TEXT OF COMMENTARY
Kai Ryssdal: It might not look like it at first glance, but the housing bill is apparently the latest American export. Treasury Secretary Paulson said today the package is "a very important message we're sending to investors around the world."
Sometimes what's important is not so much the substance of the message but how it's perceived. Commentator David Frum says that's especially true when it comes to government programs.
David Frum: It was Niccolo Machiavelli, I think, who suggested that while it was good to be virtuous, it was much more important to seem virtuous.
You can update this aphorism for modern Washington, D.C.: It's good for a policy to be market-oriented, but it's essential for a policy to seem that way. Two costly programs that otherwise might not have much in common at all share this "seeming" quality.
The first is cap-and-trade. That's the remedy for climate change endorsed by John McCain and Barack Obama alike. Cap-and-trade limits carbon dioxide emissions. Companies that can reduce their emissions below the caps are then authorized to sell their unused credits to pollute. As companies buy and sell these allowances, a market comes into being -- capitalism!
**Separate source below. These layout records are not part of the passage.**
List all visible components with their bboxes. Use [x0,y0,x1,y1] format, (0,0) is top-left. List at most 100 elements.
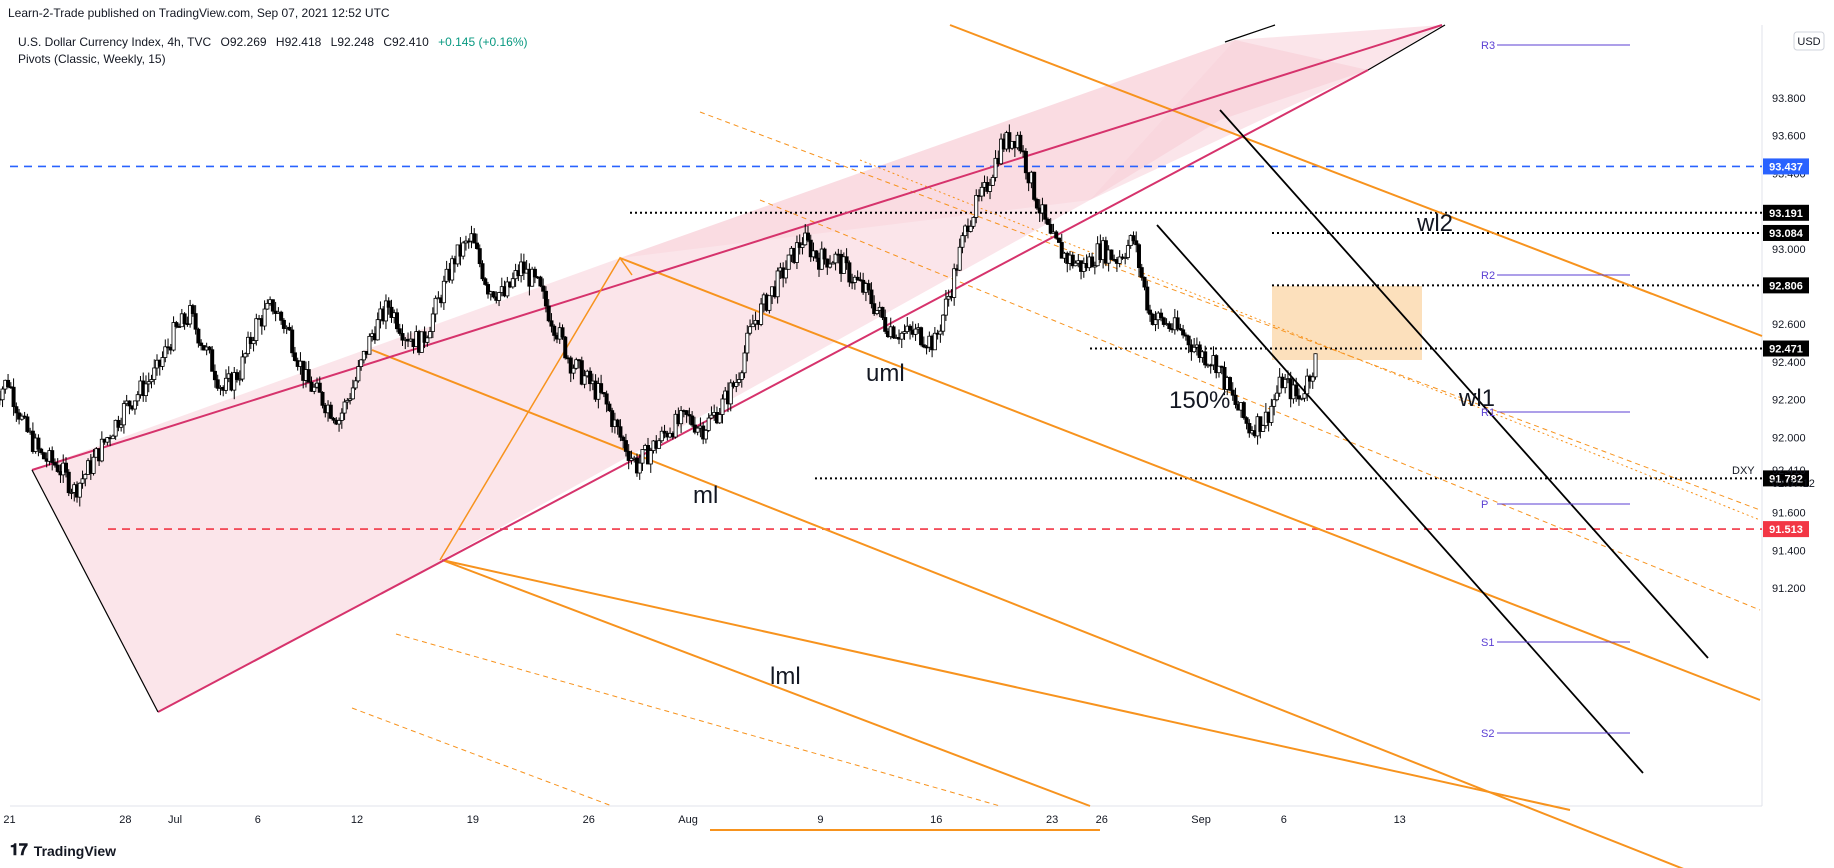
candle-down [599,383,604,393]
candle-down [41,452,46,460]
price-level-badge [1763,277,1809,294]
candle-up [337,420,342,425]
candle-down [6,379,11,388]
candle-down [1159,312,1164,319]
candle-down [618,426,623,438]
candle-down [466,240,471,243]
weekly-pivots: R3 R2 R1 P S1 S2 [1481,40,1630,740]
candle-down [281,319,286,329]
candle-down [483,278,488,285]
x-tick-label: 23 [1046,814,1058,826]
legend-symbol: U.S. Dollar Currency Index, 4h, TVC [18,35,212,49]
horizontal-levels [10,165,1762,530]
price-level-badge-text: 93.437 [1769,161,1803,173]
candle-up [135,394,140,402]
candle-up [461,242,466,257]
currency-button-label: USD [1797,36,1820,48]
candle-down [1203,351,1208,366]
pitchfork-lines [371,24,1763,868]
candle-down [1219,365,1224,368]
candle-up [359,359,364,367]
candle-down [825,258,830,268]
candle-up [974,195,979,218]
tradingview-logo[interactable]: 𝟏𝟕 TradingView [10,842,116,860]
candle-up [734,382,739,387]
currency-button[interactable]: USD [1793,31,1825,51]
candle-up [450,258,455,281]
candle-down [1186,335,1191,346]
candle-up [899,332,904,340]
candle-down [182,313,187,324]
candle-up [1192,346,1197,353]
candle-down [1056,237,1061,243]
candle-down [822,248,827,260]
candle-up [943,298,948,316]
candle-down [400,333,405,341]
candle-down [1109,249,1114,260]
candle-down [1048,223,1053,234]
wedge-upper-fill [620,40,1235,258]
candle-up [739,372,744,380]
candle-down [215,379,220,389]
candle-down [607,403,612,411]
candlesticks [0,124,1318,507]
candle-up [990,177,995,186]
candle-down [552,325,557,336]
candle-down [921,344,926,348]
candle-down [560,327,565,338]
wedge-lower-line [157,69,1369,713]
candle-down [1228,377,1233,391]
price-level-badge [1763,204,1809,221]
candle-down [207,346,212,351]
candle-down [290,329,295,354]
candle-down [116,419,121,428]
candle-down [543,290,548,307]
x-tick-label: Jul [168,814,182,826]
candle-up [1310,376,1315,382]
candle-up [828,263,833,268]
candle-down [1059,242,1064,259]
candle-up [874,310,879,315]
candle-down [532,268,537,278]
candle-down [1043,204,1048,220]
candle-up [833,253,838,264]
candle-up [119,424,124,428]
candle-up [345,399,350,403]
candle-down [1247,422,1252,434]
x-tick-label: 12 [351,814,363,826]
median-line [371,349,1684,868]
candle-down [601,392,606,395]
last-price: 92.410 [1772,465,1806,477]
candle-up [171,322,176,351]
candle-up [913,328,918,335]
candle-up [99,438,104,462]
x-tick-label: 26 [583,814,595,826]
wedge-upper-line [31,24,1443,471]
candle-down [1178,328,1183,331]
candle-up [783,268,788,279]
abc-zigzag [439,256,633,561]
candle-up [367,335,372,355]
candle-up [430,313,435,332]
candle-down [621,436,626,441]
candle-down [1090,256,1095,268]
candle-up [223,377,228,391]
candle-down [1054,231,1059,239]
descending-channel [1156,109,1709,774]
pivot-label: S1 [1481,637,1494,649]
candle-down [546,305,551,322]
candle-down [1244,417,1249,424]
candle-up [932,332,937,351]
candle-up [342,401,347,414]
candle-up [968,225,973,232]
candle-down [11,386,16,408]
price-level-badge-text: 93.191 [1769,208,1803,220]
candle-up [640,449,645,464]
candle-down [866,283,871,291]
legend-high-label: H [276,35,285,49]
candle-down [568,357,573,374]
candle-up [830,262,835,265]
candle-down [36,437,41,450]
candle-down [563,336,568,359]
Except that almost everybody who has studied the system has concluded that this market-seeming approach is much less efficient and much more expensive than a straightforward tax. But taxes do not seem very market-friendly, so we'll do it the wasteful way instead.
Those now notorious twins, Fannie Mae and Freddie Mac, are the second bit of market-mimicry. Fannie and Freddie are arms of the government, exempt from taxes and backed as the whole world now knows by a federal guarantee. The only thing market-oriented about Fannie and Freddie is the staggering pay level they offer their senior executives.
John McCain's top economic adviser and many free-market economists argmue that if Fannie and Freddie are guaranteed by the government, they should be owned by the government. But Fannie's and Freddie's supporters on the liberal side resist this idea. They know that if Fannie and Freddie were perceived as government-owned, the two companies would never be allowed to compete with private firms. So the illusion that Fannie and Freddie are free-market entities must be preserved and the shareholders of these insolvent firms must be protected from consequences that no investor in a truly private-sector company would be allowed to escape.
That's a pretend market, not a free market.
Ryssdal: David Frum is a resident fellow at the American Enterprise Institute. His latest book is called "Comeback: Conservatism That Can Win Again."